When the bone tissues suffer from an impaired area that is greater than their self-healing size limit, the impairment may not heal or heal incompletely. With the purpose of developing artificial bone scaffolds for the recovery of bone tissues, this study twists 3-ply polyvinyl alcohol (PVA) fibers into plied yarns, which are then braided into PVA bone scaffolds using a braiding technique. Afterward, the braids are cross-linked with glutaraldehyde in order to improve their structure and their water stability. The experiment results show that a cross-linking by glutaraldehyde does not significantly influence the surface morphology of the braids.

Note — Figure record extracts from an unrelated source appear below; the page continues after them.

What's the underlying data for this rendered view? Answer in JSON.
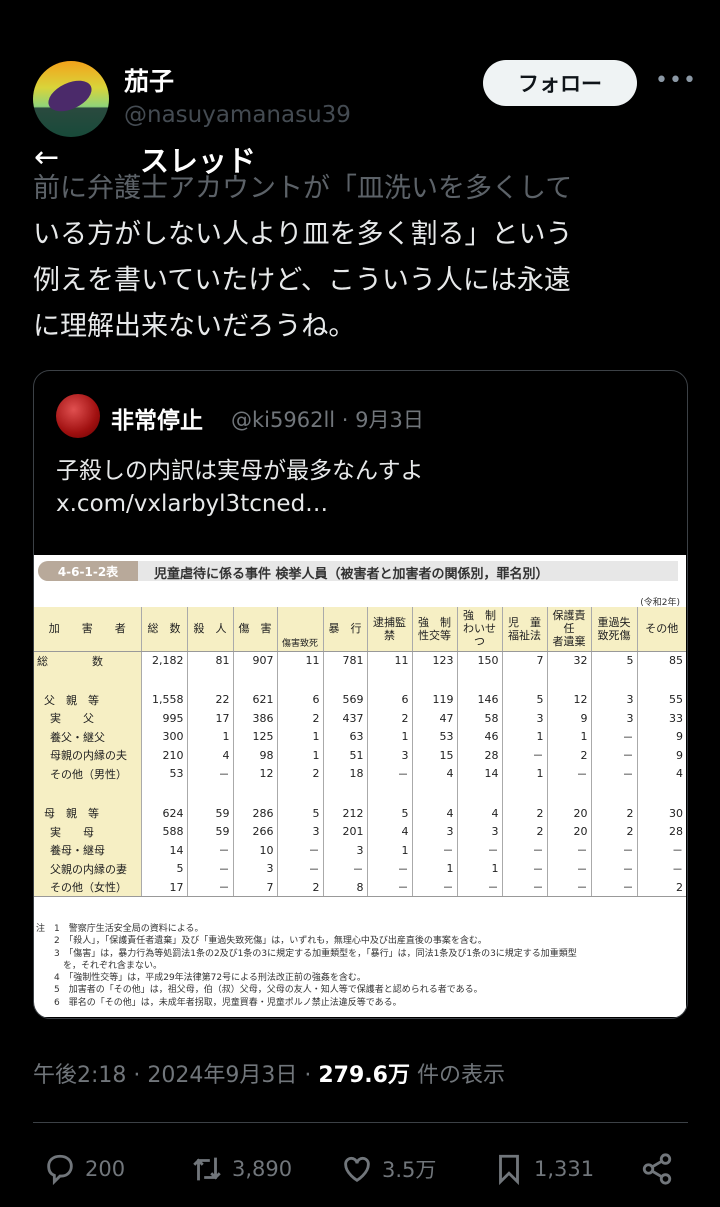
{
  "author": {
    "name": "茄子",
    "handle": "@nasuyamanasu39",
    "follow_label": "フォロー",
    "more": "•••"
  },
  "header": {
    "back": "←",
    "title": "スレッド"
  },
  "tweet": {
    "text_first": "前に弁護士アカウントが「皿洗いを多くして",
    "text_rest": "いる方がしない人より皿を多く割る」という\n例えを書いていたけど、こういう人には永遠\nに理解出来ないだろうね。"
  },
  "quote": {
    "name": "非常停止",
    "handle": "@ki5962ll · 9月3日",
    "text": "子殺しの内訳は実母が最多なんすよ",
    "link": "x.com/vxlarbyl3tcned…"
  },
  "image": {
    "table_no": "4-6-1-2表",
    "title": "児童虐待に係る事件 検挙人員（被害者と加害者の関係別，罪名別）",
    "era": "(令和2年)",
    "headers": [
      "加　　害　　者",
      "総　数",
      "殺　人",
      "傷　害",
      "傷害致死",
      "暴　行",
      "逮捕監禁",
      "強　制\n性交等",
      "強　制\nわいせつ",
      "児　童\n福祉法",
      "保護責任\n者遺棄",
      "重過失\n致死傷",
      "その他"
    ],
    "rows": [
      [
        "総　　　　数",
        "2,182",
        "81",
        "907",
        "11",
        "781",
        "11",
        "123",
        "150",
        "7",
        "32",
        "5",
        "85"
      ],
      [
        "父　親　等",
        "1,558",
        "22",
        "621",
        "6",
        "569",
        "6",
        "119",
        "146",
        "5",
        "12",
        "3",
        "55"
      ],
      [
        "実　　父",
        "995",
        "17",
        "386",
        "2",
        "437",
        "2",
        "47",
        "58",
        "3",
        "9",
        "3",
        "33"
      ],
      [
        "養父・継父",
        "300",
        "1",
        "125",
        "1",
        "63",
        "1",
        "53",
        "46",
        "1",
        "1",
        "－",
        "9"
      ],
      [
        "母親の内縁の夫",
        "210",
        "4",
        "98",
        "1",
        "51",
        "3",
        "15",
        "28",
        "－",
        "2",
        "－",
        "9"
      ],
      [
        "その他（男性）",
        "53",
        "－",
        "12",
        "2",
        "18",
        "－",
        "4",
        "14",
        "1",
        "－",
        "－",
        "4"
      ],
      [
        "母　親　等",
        "624",
        "59",
        "286",
        "5",
        "212",
        "5",
        "4",
        "4",
        "2",
        "20",
        "2",
        "30"
      ],
      [
        "実　　母",
        "588",
        "59",
        "266",
        "3",
        "201",
        "4",
        "3",
        "3",
        "2",
        "20",
        "2",
        "28"
      ],
      [
        "養母・継母",
        "14",
        "－",
        "10",
        "－",
        "3",
        "1",
        "－",
        "－",
        "－",
        "－",
        "－",
        "－"
      ],
      [
        "父親の内縁の妻",
        "5",
        "－",
        "3",
        "－",
        "－",
        "－",
        "1",
        "1",
        "－",
        "－",
        "－",
        "－"
      ],
      [
        "その他（女性）",
        "17",
        "－",
        "7",
        "2",
        "8",
        "－",
        "－",
        "－",
        "－",
        "－",
        "－",
        "2"
      ]
    ],
    "notes": "注　1　警察庁生活安全局の資料による。\n　　2　「殺人」，「保護責任者遺棄」及び「重過失致死傷」は，いずれも，無理心中及び出産直後の事案を含む。\n　　3　「傷害」は，暴力行為等処罰法1条の2及び1条の3に規定する加重類型を，「暴行」は，同法1条及び1条の3に規定する加重類型\n　　　を，それぞれ含まない。\n　　4　「強制性交等」は，平成29年法律第72号による刑法改正前の強姦を含む。\n　　5　加害者の「その他」は，祖父母，伯（叔）父母，父母の友人・知人等で保護者と認められる者である。\n　　6　罪名の「その他」は，未成年者拐取，児童買春・児童ポルノ禁止法違反等である。"
  },
  "meta": {
    "time": "午後2:18 · 2024年9月3日 · ",
    "views": "279.6万",
    "views_label": " 件の表示"
  },
  "actions": {
    "replies": "200",
    "reposts": "3,890",
    "likes": "3.5万",
    "bookmarks": "1,331"
  }
}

However, a cross-linking by high concentration glutaraldehyde provides the braids with a swelling phenomenon, which in turn causes a dense internal feature of the braids, and namely a lower porosity. This study successfully prepares braided PVA bone scaffolds with water stability, through a glutaraldehyde cross-linking.

Using a Hollow Braiding Technique to Prepare 316L Stainless Steel Braids as Coronary Stents

This study proposes a novel manufacturing method, a hollow braiding technique, to make reticular tubes. Coronary stents for coronary arteries have to have a size equal to the size of the arteries, and as a result, material and diameter of stents are both critical designed parameters. By using a hollow braiding technique and a braiding machine, 316L stainless steel fibers are made into coronary stents with an internal diameter of 3 mm, which meets the requirement of coronary arteries. The experiment results show that the hollow braiding technique can effectively braid reticular tubes with an internal diameter of 3 mm. In addition, variation in tooth number on the take-up gear can influence the braiding angle but does not influence the stability of the braiding structure and metal cover rate. In this study, the hollow braiding technique successfully produces coronary stents in the form of reticular tubes with a size equal to coronary arteries.